Die Hubschrauber der Bundeswehr
Die Heeresfliegertruppe verfügt derzeit über insgesamt 471 Hubschrauber. Dazu zählen der leichte Transport-Hubschrauber (LTH) Bell "UH-1D" und der mittlere Transport-Hubschrauber (MTH) Sikorsky "CH-53 G/GS". Hinzu kommen Verbindungs-Hubschrauber vom Typ "BO-105" sowie Panzerabwehr-Hubschrauber "BO-105 PAH1A1". Als Schulungs-Hubschrauber dienen die Sud Aviation "Alouette II" und der "EC135T1".
Bei der Luftwaffe sind 80 Bell "UH-1D" und drei Mittelschwere Mehrzweck-Hubschrauber Eurocopter "Cougar AS 532 Mark 2" in der VIP-Version im Einsatz. Die Marine verfügt über 21 "Sea King" für den SAR-Einsatz und 22 "Sea Lynx" als U-Boot-Jäger.
Bei der Heeresflieger-Waffenschule sind insgesamt 96 Hubschrauber im Einsatz- und im Schulungsbetrieb. Darunter sind noch 24 "Alouette II", die Ende Dezember 2005 voraussichtlich außer Dienst gestellt und durch den "EC135T1" mit Glascockpit ersetzt werden.
Die Bell "UH-1D" wird noch bis 2013 geflogen und dann durch den Eurocopter "NH 90" abgelöst werden. Ende 2005 wird die Heeresflieger-Waffenschule voraussichtlich über neun Maschinen des neuen Typs verfügen. Die "BO-105" wird bei der Heeresfliegertruppe bis auf weiteres in vier Staffeln und an der Heeresflieger-Waffenschule geflogen.

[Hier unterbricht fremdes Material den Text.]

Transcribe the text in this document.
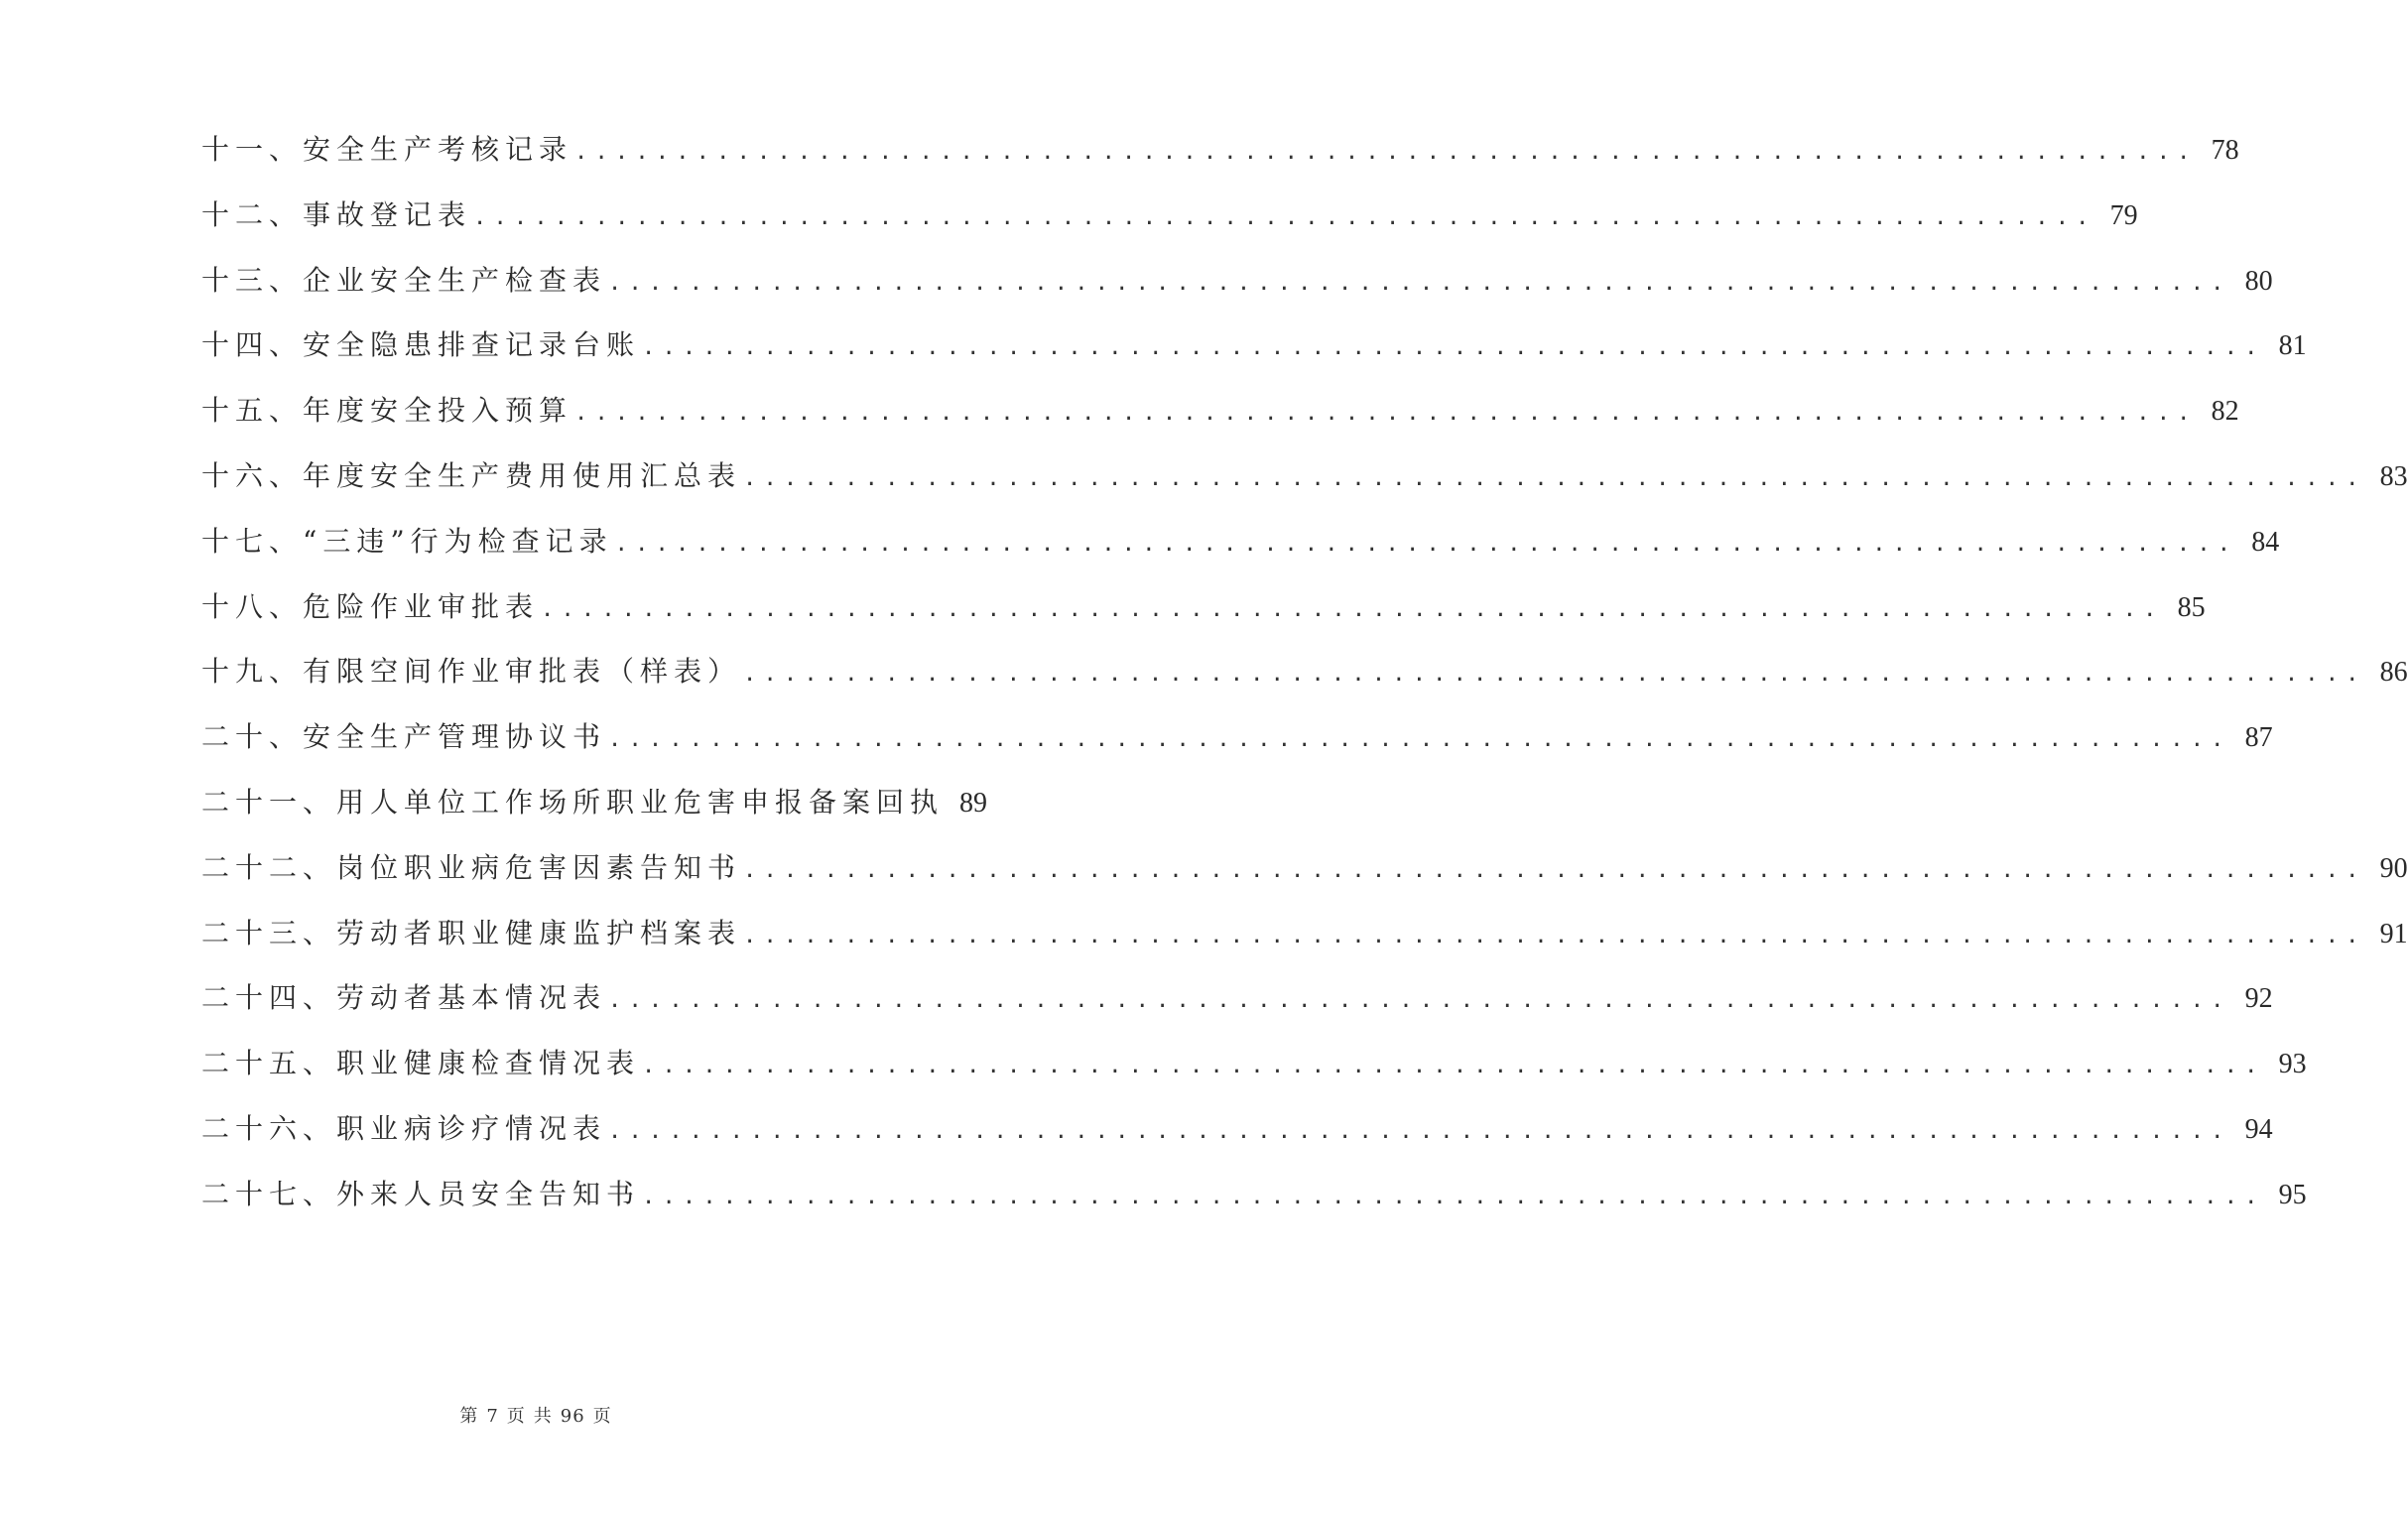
十一、安全生产考核记录 ................................................................................ 78
十二、事故登记表 ................................................................................ 79
十三、企业安全生产检查表 ................................................................................ 80
十四、安全隐患排查记录台账 ................................................................................ 81
十五、年度安全投入预算 ................................................................................ 82
十六、年度安全生产费用使用汇总表 ................................................................................ 83
十七、“三违”行为检查记录 ................................................................................ 84
十八、危险作业审批表 ................................................................................ 85
十九、有限空间作业审批表（样表） ................................................................................ 86
二十、安全生产管理协议书 ................................................................................ 87
二十一、用人单位工作场所职业危害申报备案回执 89
二十二、岗位职业病危害因素告知书 ................................................................................ 90
二十三、劳动者职业健康监护档案表 ................................................................................ 91
二十四、劳动者基本情况表 ................................................................................ 92
二十五、职业健康检查情况表 ................................................................................ 93
二十六、职业病诊疗情况表 ................................................................................ 94
二十七、外来人员安全告知书 ................................................................................ 95
第 7 页 共 96 页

Die "BO-105 PAH1A1" soll 2013 außer Dienst gestellt werden; sie wird durch den Mehrzweck-Kampfhubschrauber "UH Tiger" ersetzt. Die Heeresflieger-Waffenschule wird Ende 2004 über die ersten "Tiger" verfügen; die Umschulung der Piloten beim Deutsch-Französischen Heeresfliegerausbildungszentrum in Le Luc, Frankreich, begann bereits 2003.